In Lally’s survey, 47 per cent of all male runners who stretched regularly were injured during a one-year period, while only 33 per cent of male non-stretchers were hurt, a statistically significant difference (an injury was defined as a problem severe enough to disrupt normal training for at least five days). Lally’s work was a cohort affair, so one might argue that those individuals who decided to stretch were also the ones who suffered from the most muscle tightness – and that this tightness caused more injuries, not the stretching. However, this relationship did not apply to female marathoners; in the fairer sex, stretchers and non-stretchers were injured at the same rate. The linkage also did not work for Oriental runners of either sex (the Honolulu Marathon is popular with Japanese endurance athletes); only white men who stretched were particularly susceptible to injuries (the popular film ‘White Men Can’t Stretch’ hit cinemas shortly after Lally’s work was published). The mechanism underlying these observations is unknown, although if the white-male-marathoner group contained a disproportionate number of ‘Type-A’ personalities who were rather impatient while carrying out their stretching (i.e., too quick to force their leg muscles into a stretched-out position), one would expect them to be prone to injury. Research clearly shows that a muscle suffers greater peak tension and is forced to absorb more energy as the rate at which it elongates increases (‘Viscoelastic Properties of Muscle-Tendon Units,’ The American Journal of Sports Medicine, Vol. 18(3), pp. 300-309, 1990).
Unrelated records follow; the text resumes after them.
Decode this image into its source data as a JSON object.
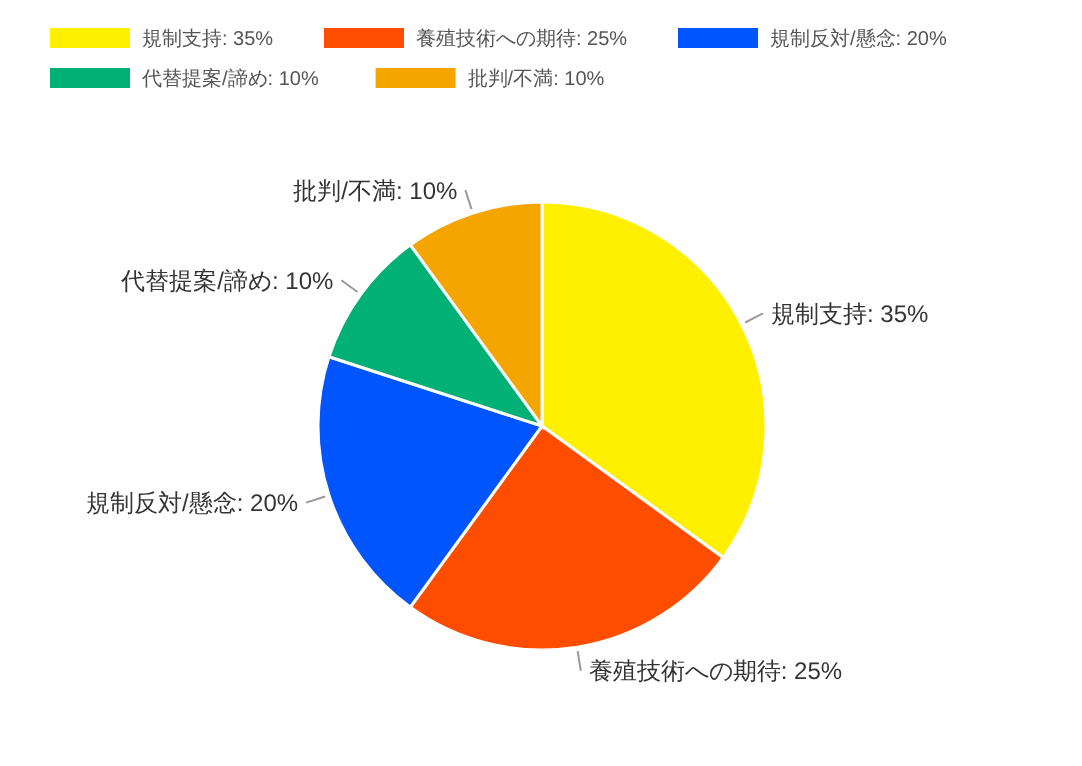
{
  "chart_data": {
    "type": "pie",
    "categories": [
      "規制支持",
      "養殖技術への期待",
      "規制反対/懸念",
      "代替提案/諦め",
      "批判/不満"
    ],
    "values": [
      35,
      25,
      20,
      10,
      10
    ],
    "value_labels": [
      "35%",
      "25%",
      "20%",
      "10%",
      "10%"
    ],
    "colors": [
      "#fff000",
      "#ff4d00",
      "#0055ff",
      "#00b074",
      "#f5a500"
    ],
    "legend": "top"
  }
}
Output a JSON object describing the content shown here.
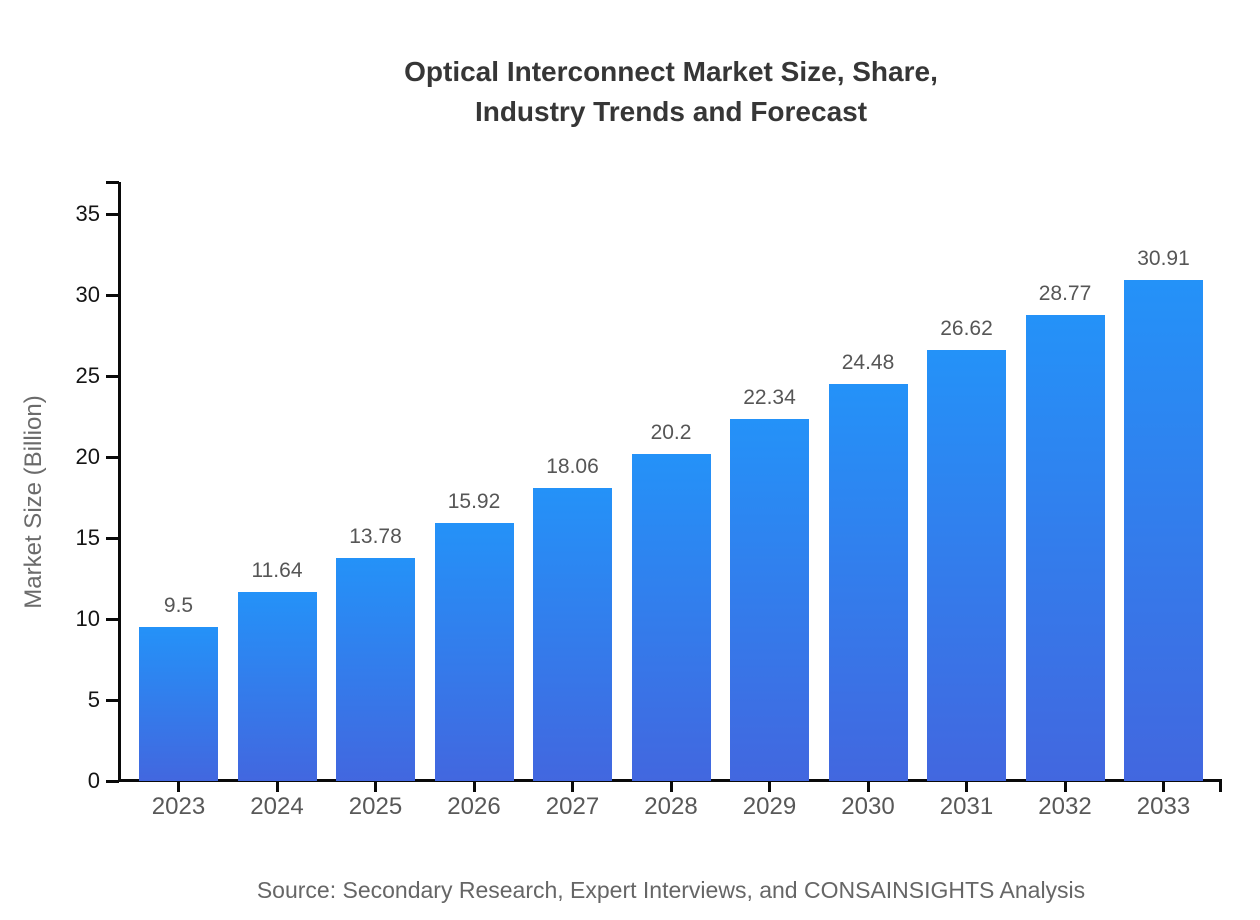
{
  "title": {
    "line1": "Optical Interconnect Market Size, Share,",
    "line2": "Industry Trends and Forecast"
  },
  "source_note": "Source: Secondary Research, Expert Interviews, and CONSAINSIGHTS Analysis",
  "chart_data": {
    "type": "bar",
    "title": "Optical Interconnect Market Size, Share, Industry Trends and Forecast",
    "categories": [
      "2023",
      "2024",
      "2025",
      "2026",
      "2027",
      "2028",
      "2029",
      "2030",
      "2031",
      "2032",
      "2033"
    ],
    "values": [
      9.5,
      11.64,
      13.78,
      15.92,
      18.06,
      20.2,
      22.34,
      24.48,
      26.62,
      28.77,
      30.91
    ],
    "value_labels": [
      "9.5",
      "11.64",
      "13.78",
      "15.92",
      "18.06",
      "20.2",
      "22.34",
      "24.48",
      "26.62",
      "28.77",
      "30.91"
    ],
    "xlabel": "",
    "ylabel": "Market Size (Billion)",
    "ylim": [
      0,
      35
    ],
    "yticks": [
      0,
      5,
      10,
      15,
      20,
      25,
      30,
      35
    ],
    "grid": false,
    "legend_position": "none",
    "colors": {
      "bar_gradient_top": "#2492f8",
      "bar_gradient_bottom": "#4267df",
      "axis": "#0a0a0a",
      "y_tick_label": "#141414",
      "x_tick_label": "#585858",
      "value_label": "#565656",
      "title": "#363636",
      "source": "#666666"
    }
  }
}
An adept researcher, Lally was able to control for the possibility that those individuals who had been injured before his study began had taken up stretching as a prophylactic measure (this somewhat answers the concern that stretchers might have been as tight as fiddle strings; if they were really excessively taut, they would surely have had a recent history of injury and would have been excluded from Lally’s analysis). If the stretchers had indeed been recovering ‘wrecks’, Lally’s findings would have been highly biased (one of the best predictors of injury in endurance athletes is a past history of injury). When Lally threw the males with previous injuries out of his study groups, things still looked bad for the stretchers, who had a 33-per cent greater risk of injury, compared to non-stretching runners. The stretched runners did not run more miles than the non-stretched individuals, so higher mileage was not a possible explanation for the stretching-injury phenomenon.